C'est un tournant qui illustre la dynamique politique actuelle en Seine-Saint-Denis : le Parti socialiste a subi un revers considérable face à La France insoumise (LFI). Le maire insoumis de Saint-Denis, Bally Bagayoko, a été élu à la tête de l'établissement public territorial Plaine Commune, succédant au socialiste Mathieu Hanotin.

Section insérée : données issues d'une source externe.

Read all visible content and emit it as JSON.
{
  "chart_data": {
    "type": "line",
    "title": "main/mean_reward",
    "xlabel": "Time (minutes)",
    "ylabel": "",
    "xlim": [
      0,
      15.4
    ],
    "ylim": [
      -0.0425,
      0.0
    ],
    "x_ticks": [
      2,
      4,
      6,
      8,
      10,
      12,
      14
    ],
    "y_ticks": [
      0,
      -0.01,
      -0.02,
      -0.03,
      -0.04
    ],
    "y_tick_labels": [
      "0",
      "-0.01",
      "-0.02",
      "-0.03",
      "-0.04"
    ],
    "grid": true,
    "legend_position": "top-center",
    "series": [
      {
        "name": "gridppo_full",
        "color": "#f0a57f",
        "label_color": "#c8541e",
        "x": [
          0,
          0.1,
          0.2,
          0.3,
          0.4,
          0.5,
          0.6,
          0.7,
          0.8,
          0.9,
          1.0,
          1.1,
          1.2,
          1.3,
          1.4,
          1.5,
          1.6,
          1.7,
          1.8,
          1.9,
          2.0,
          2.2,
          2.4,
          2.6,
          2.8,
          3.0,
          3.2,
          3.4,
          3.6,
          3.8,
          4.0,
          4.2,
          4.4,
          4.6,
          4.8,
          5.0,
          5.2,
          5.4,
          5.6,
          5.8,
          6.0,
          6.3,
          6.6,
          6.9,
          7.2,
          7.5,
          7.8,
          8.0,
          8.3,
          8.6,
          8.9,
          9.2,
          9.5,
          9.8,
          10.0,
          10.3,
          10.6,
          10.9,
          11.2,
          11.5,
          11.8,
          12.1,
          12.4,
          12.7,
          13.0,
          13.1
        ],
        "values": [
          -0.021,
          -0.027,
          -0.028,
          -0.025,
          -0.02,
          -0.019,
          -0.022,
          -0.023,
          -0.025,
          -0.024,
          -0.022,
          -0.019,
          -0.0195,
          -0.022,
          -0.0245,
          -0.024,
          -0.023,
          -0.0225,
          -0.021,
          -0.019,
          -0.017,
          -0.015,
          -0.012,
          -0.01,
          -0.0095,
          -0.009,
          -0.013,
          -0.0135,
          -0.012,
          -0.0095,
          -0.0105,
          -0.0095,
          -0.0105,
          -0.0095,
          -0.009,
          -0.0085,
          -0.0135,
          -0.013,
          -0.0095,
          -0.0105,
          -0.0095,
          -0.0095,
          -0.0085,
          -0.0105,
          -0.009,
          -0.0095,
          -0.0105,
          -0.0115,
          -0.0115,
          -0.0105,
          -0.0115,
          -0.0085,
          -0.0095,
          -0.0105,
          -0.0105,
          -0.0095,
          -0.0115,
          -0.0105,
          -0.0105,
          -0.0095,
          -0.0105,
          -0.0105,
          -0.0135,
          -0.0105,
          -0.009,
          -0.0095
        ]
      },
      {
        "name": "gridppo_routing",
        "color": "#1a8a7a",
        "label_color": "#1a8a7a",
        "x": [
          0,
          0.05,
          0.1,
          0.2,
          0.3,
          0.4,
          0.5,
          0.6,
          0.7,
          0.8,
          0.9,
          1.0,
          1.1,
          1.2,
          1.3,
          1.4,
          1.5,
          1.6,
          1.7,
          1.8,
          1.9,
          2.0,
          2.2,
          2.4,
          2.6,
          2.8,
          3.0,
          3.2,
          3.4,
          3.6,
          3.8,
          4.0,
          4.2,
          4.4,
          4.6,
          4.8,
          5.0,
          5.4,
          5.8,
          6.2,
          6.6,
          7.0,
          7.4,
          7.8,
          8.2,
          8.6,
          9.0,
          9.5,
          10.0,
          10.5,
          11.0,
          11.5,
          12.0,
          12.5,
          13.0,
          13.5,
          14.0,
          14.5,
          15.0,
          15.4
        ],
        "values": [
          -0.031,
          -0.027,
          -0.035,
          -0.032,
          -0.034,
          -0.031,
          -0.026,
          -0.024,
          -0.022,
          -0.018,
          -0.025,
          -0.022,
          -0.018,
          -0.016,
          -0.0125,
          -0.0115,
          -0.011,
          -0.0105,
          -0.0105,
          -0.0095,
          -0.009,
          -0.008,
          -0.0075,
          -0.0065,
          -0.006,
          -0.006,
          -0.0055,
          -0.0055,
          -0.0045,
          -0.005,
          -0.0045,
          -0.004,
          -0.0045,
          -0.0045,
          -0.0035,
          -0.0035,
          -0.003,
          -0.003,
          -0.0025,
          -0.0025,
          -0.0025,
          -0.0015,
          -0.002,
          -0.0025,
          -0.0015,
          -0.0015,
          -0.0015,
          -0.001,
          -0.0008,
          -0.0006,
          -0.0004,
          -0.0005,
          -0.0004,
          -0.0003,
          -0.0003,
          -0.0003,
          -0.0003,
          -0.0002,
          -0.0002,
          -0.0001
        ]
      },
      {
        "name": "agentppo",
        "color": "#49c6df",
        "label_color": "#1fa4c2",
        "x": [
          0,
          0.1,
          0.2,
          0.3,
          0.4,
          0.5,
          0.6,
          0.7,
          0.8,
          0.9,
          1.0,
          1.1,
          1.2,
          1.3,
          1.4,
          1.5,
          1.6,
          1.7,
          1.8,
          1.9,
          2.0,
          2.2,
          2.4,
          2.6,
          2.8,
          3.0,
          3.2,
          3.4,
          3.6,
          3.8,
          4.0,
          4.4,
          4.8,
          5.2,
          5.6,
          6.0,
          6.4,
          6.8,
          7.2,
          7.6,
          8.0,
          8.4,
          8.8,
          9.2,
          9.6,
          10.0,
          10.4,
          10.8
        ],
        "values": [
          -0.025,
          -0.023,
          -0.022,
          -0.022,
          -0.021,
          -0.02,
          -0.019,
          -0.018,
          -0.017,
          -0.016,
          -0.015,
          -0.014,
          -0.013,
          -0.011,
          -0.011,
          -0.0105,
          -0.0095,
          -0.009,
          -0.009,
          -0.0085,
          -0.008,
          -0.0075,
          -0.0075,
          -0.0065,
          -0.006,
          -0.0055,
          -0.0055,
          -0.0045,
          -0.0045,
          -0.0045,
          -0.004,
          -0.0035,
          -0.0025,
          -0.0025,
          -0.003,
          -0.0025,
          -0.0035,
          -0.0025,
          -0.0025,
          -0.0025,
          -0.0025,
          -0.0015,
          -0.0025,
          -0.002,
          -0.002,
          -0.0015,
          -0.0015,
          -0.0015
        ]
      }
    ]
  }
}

Karim Bouamrane, le maire PS de Saint-Ouen, n’a pu que constater sa défaite avec 46 voix contre 32, tandis que le groupe communiste, représenté par Sofia Boutrih, a obtenu un seul suffrage. Bouamrane, conscient de la gravité de la situation, a même proposé de se retirer s'il en était de même pour son adversaire, illustrant ainsi la pression qui règne au sein du PS. Reconnaissant la dignité de Bagayoko, il souligne une réelle crainte : celle de voir une intercommunalité mal dirigée devenir la « base arrière » de Jean-Luc Mélenchon.
Un nouvel enjeu politique
De son côté, Bagayoko a promis de faire de l’intercommunalité un « outil politique dans l’intérêt des habitants », abordant des enjeux cruciaux tels que l'eau, les services publics et l’aménagement urbain. Cependant, il n’a pas hésité à critiquer son prédécesseur, le qualifiant de « lâche » pour ses manœuvres politiques. Cette affirmation pourrait être perçue comme une tentative de détourner l’attention de ses propres promesses de campagne, ce qui pourrait s’avérer délicat à concrétiser.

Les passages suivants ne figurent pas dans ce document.